I ignored the disdain his words caused and continued to concentrate. By now, the colours had started to coalesce into shapes, the shapes of the mighty capital city of Mu, the strangely-angled centre of the civilisation of the Gargoyles, that amazing continent of fabled fame and whispered legend that existed in its glory hundreds of millions of years before the earliest ancestors of humankind had even appeared upon this planet.

“Yes,” grinned Wingo. “Yes. I feel the power approaching -- the power that shall be mine!”

It was then that we felt a particular burst of energy as the powers of the Mu technology fully entered our timeline. Wingo immediately began his intended use -- indeed his intended MISUSE -- of it.

“Citizens of the Universe, do listen carefully,” he announced, beginning a psychic broadcast that he knew would, amplified by the centres of Mu, be heard throughout the Cosmos. “I am MASTER WINGUS and I am now your supreme ruler. You will bow to me and do my will in all things. I have the power of life and death over you and shall not hesitate to destroy any and all who would dare to disobey me. You will proclaim my rule and my ownership of every galaxy, star-system, planet, and civilisation throughout all of existence. You will obey my every command and know me as your Lord and as your God. You will…”

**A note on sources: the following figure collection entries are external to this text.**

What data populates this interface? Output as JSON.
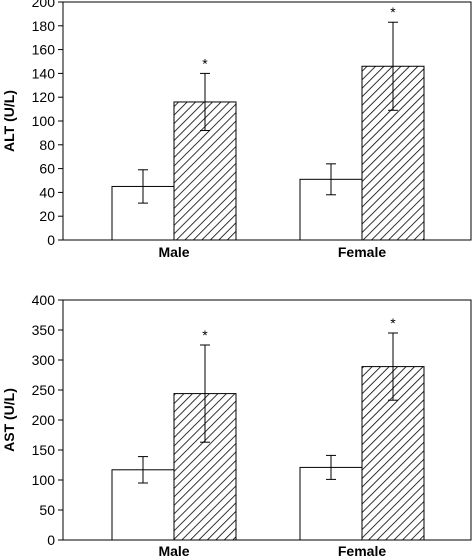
{
  "chart_data": [
    {
      "type": "bar",
      "ylabel": "ALT (U/L)",
      "xlabel": "",
      "ylim": [
        0,
        200
      ],
      "yticks": [
        0,
        20,
        40,
        60,
        80,
        100,
        120,
        140,
        160,
        180,
        200
      ],
      "categories": [
        "Male",
        "Female"
      ],
      "series": [
        {
          "fill": "white",
          "values": [
            45,
            51
          ],
          "errors": [
            14,
            13
          ],
          "annotations": [
            "",
            ""
          ]
        },
        {
          "fill": "hatched",
          "values": [
            116,
            146
          ],
          "errors": [
            24,
            37
          ],
          "annotations": [
            "*",
            "*"
          ]
        }
      ]
    },
    {
      "type": "bar",
      "ylabel": "AST (U/L)",
      "xlabel": "",
      "ylim": [
        0,
        400
      ],
      "yticks": [
        0,
        50,
        100,
        150,
        200,
        250,
        300,
        350,
        400
      ],
      "categories": [
        "Male",
        "Female"
      ],
      "series": [
        {
          "fill": "white",
          "values": [
            117,
            121
          ],
          "errors": [
            22,
            20
          ],
          "annotations": [
            "",
            ""
          ]
        },
        {
          "fill": "hatched",
          "values": [
            244,
            289
          ],
          "errors": [
            81,
            56
          ],
          "annotations": [
            "*",
            "*"
          ]
        }
      ]
    }
  ]
}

It was then that Wingo’s voice was suddenly cut short as he found himself tumbling to the floor. The room was still filled with the colours and images of Mu, but I reached out and found the form of the girl, young Miss Sally Sutton, and pulled her safely to me.

“What!” exclaimed Wingo. “What is happening? What is happening to me? Rumanos! What is happening?!”

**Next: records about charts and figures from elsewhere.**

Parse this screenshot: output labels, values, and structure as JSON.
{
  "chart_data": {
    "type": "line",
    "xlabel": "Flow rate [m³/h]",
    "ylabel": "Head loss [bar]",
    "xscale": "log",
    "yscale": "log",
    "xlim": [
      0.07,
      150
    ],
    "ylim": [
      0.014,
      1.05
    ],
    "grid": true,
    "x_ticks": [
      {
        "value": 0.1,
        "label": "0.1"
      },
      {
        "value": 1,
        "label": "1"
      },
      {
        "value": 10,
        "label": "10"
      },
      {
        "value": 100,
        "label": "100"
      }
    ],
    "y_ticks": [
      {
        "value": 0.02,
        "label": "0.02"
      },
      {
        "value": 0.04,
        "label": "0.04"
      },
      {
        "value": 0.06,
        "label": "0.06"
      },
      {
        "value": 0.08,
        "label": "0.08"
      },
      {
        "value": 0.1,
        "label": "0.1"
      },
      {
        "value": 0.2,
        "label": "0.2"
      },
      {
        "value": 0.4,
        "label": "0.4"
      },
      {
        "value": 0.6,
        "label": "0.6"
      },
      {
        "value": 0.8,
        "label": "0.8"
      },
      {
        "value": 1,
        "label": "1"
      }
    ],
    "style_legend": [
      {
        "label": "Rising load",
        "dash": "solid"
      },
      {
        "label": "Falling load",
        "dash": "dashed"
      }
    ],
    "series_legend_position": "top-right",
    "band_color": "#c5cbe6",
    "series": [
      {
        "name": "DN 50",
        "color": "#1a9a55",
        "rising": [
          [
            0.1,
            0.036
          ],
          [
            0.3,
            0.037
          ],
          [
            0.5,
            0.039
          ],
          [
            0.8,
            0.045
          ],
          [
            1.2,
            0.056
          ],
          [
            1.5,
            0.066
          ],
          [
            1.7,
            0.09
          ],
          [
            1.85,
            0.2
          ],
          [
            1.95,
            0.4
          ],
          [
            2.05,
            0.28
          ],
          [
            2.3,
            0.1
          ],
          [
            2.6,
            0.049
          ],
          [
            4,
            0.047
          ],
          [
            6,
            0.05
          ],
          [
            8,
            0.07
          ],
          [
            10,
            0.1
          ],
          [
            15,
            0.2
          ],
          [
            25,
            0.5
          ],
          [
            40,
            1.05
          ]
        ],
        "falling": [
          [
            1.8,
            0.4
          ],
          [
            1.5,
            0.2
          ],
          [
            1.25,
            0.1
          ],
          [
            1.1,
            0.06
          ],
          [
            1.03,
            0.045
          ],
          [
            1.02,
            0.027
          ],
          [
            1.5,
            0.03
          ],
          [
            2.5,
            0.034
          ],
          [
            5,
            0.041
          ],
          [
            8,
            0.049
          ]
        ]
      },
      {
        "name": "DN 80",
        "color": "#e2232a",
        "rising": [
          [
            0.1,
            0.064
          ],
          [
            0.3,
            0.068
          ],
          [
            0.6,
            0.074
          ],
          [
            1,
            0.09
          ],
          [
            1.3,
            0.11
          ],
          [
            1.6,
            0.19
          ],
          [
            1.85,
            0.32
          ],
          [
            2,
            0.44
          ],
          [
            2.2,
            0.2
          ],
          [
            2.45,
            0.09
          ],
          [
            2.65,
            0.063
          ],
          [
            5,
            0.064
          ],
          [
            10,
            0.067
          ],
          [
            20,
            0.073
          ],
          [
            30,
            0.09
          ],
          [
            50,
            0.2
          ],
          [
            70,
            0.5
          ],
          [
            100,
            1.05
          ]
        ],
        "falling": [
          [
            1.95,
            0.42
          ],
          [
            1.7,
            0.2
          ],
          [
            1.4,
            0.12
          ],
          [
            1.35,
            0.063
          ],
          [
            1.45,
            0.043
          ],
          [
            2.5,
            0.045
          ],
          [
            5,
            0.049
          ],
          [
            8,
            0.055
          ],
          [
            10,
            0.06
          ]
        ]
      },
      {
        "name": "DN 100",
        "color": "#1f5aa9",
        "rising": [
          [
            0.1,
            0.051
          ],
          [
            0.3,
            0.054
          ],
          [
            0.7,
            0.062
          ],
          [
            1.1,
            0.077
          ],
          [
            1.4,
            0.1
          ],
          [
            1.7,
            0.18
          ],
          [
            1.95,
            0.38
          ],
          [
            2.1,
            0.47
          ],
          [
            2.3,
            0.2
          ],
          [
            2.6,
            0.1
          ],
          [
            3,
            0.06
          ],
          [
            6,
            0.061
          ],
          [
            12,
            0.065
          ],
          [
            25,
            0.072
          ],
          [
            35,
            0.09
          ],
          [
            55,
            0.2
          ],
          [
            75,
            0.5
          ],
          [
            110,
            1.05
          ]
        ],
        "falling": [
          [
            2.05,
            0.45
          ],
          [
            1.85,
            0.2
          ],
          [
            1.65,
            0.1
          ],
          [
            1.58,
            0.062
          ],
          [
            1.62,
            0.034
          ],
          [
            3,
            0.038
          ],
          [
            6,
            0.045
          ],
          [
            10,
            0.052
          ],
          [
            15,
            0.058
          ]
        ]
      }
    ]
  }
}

“Well, you see,” I replied. “It was apparent that there is something you did not realise about the Gargouellios, the ‘Gargoyles’ of Mu. Like so many, perhaps you judged by appearances, eh? They may not resemble angels, exactly, but their power is nevertheless based upon something good, something that truly is what holds the Universe together. It is a power that somebody like you could never wield, because it is the power of something that you never have known and never shall experience!”

“Enough of these riddles, Rumanos,” said Don Wingo, his voice trembling with shock and pain. “What power is this of which you speak?”

“Don Wingo, you silly old fool, it is the Power of LOVE.”

It was then that I saw the forms of the Gargouellios themselves, in their way so grotesquely magnificent, dimly descried as shimmering lime-green figures that surrounded Don Wingo and reached out their bizarre reptile-mammalian hands to confiscate his now-useless gun and to then grasp him as their prisoner.

“No, Rumanos, no!” he screamed. “Daniel! You can’t do this to me! Daniel, you can’t do this to your own… !”

However, Don Wingo’s final word was unheard amongst the tremendous whoosh of the Gargoyle Power, as it returned in one split second to its proper time and place in the far, far distant past. Even the jewel had vanished, returning to its point of origin, where it could not now be used for harm.

All was now quiet there in that flat in that downtown apartment building. All was quiet except for the gentle weeping of Sally Sutton as I held her in my arms. We were alone.

“The horror is over now, my dear,” I assured her. “The murder of your aunt has been avenged, the Universe is saved, and Don Wingo is no more.”